For the Day 0 provisioning of management clusters from Kind and then effecting a move of data, or otherwise bootstrapping SPIRE into a workload cluster on first boot presents a significant challenge as well as introducing a number of large dependencies into Cluster API. For this reason, we have chosen the main proposal instead.
In addition, it isn't immediately clear how SVIDs (SANs starting with SPIFFE://<identity>) map to node identities accepted by the Kubernetes API Server. Node identity is most frequently the hostname in the CN of the certificate, and although there have been initial discussions about how to make the Kubernetes API Server accept SVIDs directly, we do not want to wait on the resolution of that before proceeding.
Where SPIFFE is desired end-to-end, it should in theory be possible to develop a CAPI kubelet authenticator provider that uses the SVID certificate as the CSR attestation data that is then exchanged for the kubelet certificate.
upgrades should be transparent for users:
- Upgrading cluster API components shouldn't have effects on existing clusters
- Upgrading workload clusters should also work fine, as CABPK would supply a bootstrap script in v1alpha4 and the current one when it's running in v1alpha3
- E2E tests to be added to AWS, vSphere and Azure providers as each provider implements the signer
- E2E tests to be added for the insecure signers for use with CAPD. Upgrade tests from latest minor release to latest main branch of Kubernetes
-
E2E tests testing upgrades to latest main branch of Kubernetes are required such that Cluster API can make appropriate changes to node registration if kubelet or kubeadm behaviour changes.
-
Security review by SIG Auth and SIG Security
- External security review of the combined Cluster API and kubeadm model.

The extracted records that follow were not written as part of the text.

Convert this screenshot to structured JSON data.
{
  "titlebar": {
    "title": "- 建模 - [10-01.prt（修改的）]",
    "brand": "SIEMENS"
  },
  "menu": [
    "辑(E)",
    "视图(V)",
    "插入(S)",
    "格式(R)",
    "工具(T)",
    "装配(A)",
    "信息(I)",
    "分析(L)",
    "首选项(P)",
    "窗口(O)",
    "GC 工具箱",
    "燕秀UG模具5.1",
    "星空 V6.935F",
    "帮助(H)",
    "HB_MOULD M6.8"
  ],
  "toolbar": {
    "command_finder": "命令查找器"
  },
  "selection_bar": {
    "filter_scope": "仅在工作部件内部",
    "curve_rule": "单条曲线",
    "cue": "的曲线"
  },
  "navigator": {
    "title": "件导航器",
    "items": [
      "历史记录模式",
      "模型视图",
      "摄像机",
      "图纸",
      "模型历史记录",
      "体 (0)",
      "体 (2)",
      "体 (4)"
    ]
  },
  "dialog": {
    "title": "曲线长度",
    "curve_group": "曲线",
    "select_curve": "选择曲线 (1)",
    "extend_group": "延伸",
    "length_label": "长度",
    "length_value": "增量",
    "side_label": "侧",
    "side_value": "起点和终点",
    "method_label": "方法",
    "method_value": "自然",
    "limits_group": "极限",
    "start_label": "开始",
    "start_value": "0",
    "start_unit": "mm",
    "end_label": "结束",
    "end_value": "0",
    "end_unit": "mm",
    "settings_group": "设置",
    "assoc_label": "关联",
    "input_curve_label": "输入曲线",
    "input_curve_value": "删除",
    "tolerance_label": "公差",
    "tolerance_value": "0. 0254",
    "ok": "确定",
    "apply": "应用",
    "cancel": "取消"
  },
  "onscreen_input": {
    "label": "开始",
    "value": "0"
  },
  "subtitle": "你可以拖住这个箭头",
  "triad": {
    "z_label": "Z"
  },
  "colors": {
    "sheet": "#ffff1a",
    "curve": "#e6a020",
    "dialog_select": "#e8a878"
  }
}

Any changes to the attestation data should be handled in a backward compatible manner by the infrastructure provider when implementing the interface used by the node-attestation-controller, by making sure it's able to convert an older attestation format to a newer one.
This will be done by the controller verifying the version of the CSR sent by the CLI. If the version is mismatched, the controller will add an annotation listing supported versions. If the CLI supports the older version, it files a new CSR with the older format.
- 2020/10/07: Initial Google doc
- 2021/02/22: Open proposal PR
- 2021/04/16: Upload PlantUML diagrams
- 2021/04/27: Commentary on SPIFFE/SPIRE
- 2021/04/28: Updates on token renewal, version skew and components
- 2021/04/29: Update TPM text, add links to K8s GCP Cloud Provider and SPIRE TPM plugins.